日本文学研究の方法 / 日本書誌学研究/西鶴研究 / 源氏物語演習/ 明治期の文学作品と出版/中世の和歌と連歌/日本漢文学の諸問題/徒然草研究/中世人の連想の世界/王朝文学演習/古代和歌の諸問題 など

塩村耕 教授

日本近世文学、特に井原西鶴の浮世草子を、注釈・書誌・伝記等の総合的な方法によって研究している。その他の主要なテーマは、俳諧狂歌雑俳等の俗文学、俗学者の伝記、出版史、書誌学、書簡等筆跡資料、雨森芳洲の伝記、死生学等である。2000年からは、古典籍の宝庫、西尾市岩瀬文庫の悉皆調査に没頭している。

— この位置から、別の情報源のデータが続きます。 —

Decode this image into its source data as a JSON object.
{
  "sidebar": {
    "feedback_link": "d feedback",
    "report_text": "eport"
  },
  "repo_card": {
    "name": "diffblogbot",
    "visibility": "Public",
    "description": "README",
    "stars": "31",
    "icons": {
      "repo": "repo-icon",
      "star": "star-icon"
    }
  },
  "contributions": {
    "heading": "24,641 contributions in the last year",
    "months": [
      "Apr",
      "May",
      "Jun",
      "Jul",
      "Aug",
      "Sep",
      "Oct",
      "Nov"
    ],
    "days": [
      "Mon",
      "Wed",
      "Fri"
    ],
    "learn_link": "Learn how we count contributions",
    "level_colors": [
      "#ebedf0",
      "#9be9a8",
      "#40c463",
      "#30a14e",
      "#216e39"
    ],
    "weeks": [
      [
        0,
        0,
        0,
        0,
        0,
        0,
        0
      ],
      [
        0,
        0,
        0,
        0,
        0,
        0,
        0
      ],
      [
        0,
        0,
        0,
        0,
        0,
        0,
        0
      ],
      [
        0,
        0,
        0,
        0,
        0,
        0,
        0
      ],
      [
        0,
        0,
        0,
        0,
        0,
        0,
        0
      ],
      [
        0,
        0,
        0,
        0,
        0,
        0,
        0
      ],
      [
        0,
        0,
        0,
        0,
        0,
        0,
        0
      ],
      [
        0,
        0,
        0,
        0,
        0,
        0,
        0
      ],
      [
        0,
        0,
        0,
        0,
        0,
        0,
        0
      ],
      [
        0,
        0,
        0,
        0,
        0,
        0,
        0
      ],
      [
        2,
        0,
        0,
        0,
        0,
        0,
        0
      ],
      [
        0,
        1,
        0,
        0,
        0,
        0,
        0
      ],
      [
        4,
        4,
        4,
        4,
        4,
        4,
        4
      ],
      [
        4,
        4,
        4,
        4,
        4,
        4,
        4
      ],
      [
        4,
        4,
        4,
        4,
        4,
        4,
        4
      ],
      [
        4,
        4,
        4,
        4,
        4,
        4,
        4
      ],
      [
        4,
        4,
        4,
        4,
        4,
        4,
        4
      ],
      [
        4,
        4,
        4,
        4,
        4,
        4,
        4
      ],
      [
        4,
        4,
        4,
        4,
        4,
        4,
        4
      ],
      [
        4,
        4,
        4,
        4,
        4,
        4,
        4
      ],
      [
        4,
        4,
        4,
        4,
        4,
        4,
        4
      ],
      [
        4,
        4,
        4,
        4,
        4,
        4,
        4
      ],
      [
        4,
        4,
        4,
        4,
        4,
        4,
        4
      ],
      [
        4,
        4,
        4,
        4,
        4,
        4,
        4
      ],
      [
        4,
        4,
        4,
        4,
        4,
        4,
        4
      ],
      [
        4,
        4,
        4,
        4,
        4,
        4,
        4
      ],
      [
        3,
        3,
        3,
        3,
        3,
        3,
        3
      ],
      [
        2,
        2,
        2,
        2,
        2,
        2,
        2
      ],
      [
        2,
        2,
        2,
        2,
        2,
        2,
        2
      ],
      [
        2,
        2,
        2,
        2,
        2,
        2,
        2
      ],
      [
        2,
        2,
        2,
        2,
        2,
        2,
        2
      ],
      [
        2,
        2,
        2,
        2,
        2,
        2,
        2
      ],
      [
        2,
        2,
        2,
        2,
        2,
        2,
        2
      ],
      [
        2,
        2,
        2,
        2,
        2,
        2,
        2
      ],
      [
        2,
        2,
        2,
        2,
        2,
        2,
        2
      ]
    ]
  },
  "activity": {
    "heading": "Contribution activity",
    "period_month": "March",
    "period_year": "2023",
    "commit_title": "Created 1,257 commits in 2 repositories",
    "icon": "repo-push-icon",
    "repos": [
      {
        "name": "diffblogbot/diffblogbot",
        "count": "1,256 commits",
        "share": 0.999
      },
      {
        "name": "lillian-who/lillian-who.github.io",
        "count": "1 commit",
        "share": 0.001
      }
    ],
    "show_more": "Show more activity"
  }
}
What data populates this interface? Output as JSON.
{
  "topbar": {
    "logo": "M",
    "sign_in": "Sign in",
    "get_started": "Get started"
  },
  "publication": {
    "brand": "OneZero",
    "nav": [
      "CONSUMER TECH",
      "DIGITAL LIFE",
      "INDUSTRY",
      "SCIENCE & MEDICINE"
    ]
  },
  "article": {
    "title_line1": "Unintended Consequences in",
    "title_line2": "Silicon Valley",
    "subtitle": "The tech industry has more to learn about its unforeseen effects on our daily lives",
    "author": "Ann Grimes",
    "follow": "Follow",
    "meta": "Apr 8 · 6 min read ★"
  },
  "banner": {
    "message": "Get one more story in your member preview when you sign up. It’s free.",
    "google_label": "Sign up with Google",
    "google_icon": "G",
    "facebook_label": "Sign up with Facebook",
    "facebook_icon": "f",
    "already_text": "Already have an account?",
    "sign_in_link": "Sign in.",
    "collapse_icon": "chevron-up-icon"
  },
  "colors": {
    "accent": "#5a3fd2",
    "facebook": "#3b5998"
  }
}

現在の関心は、「ホモ・メモル・モリ(死を知る人)」たる人間が、死を乗り越える具としていかに書物を作り、書写し、保存し、享受してきたか、すなわち「ホモ・リブラリウス(本の人)」としての営みを解明することにある。 大学院生の指導にあたっては、「江戸時代のものは江戸時代に即して読む」という国文学研究の伝統を継承しつつ、フィールドに立脚した実践的調査研究能力と、資料を把握するセンスの背景となる人間力の涵養を心がけている。


大井田晴彦 准教授

日本古代、特に平安時代の文化を、主に物語文学を通じて研究している。『竹取物語』にはじまり『伊勢物語』『うつほ物語』を経て『源氏物語』に至る物語史の解明が現在の中心課題である。また、和歌・漢詩文など周辺の文学作品にも守備範囲を拡げつつある。歴史学・民俗学・比較文学・思想史などの諸分野の成果も摂取し、従来の文学研究の枠を越えた研究をめざしている。学生の指導については、文学作品から受けた感動をいかに他者にわかりやすく、論理的に伝えるか、という点に留意している。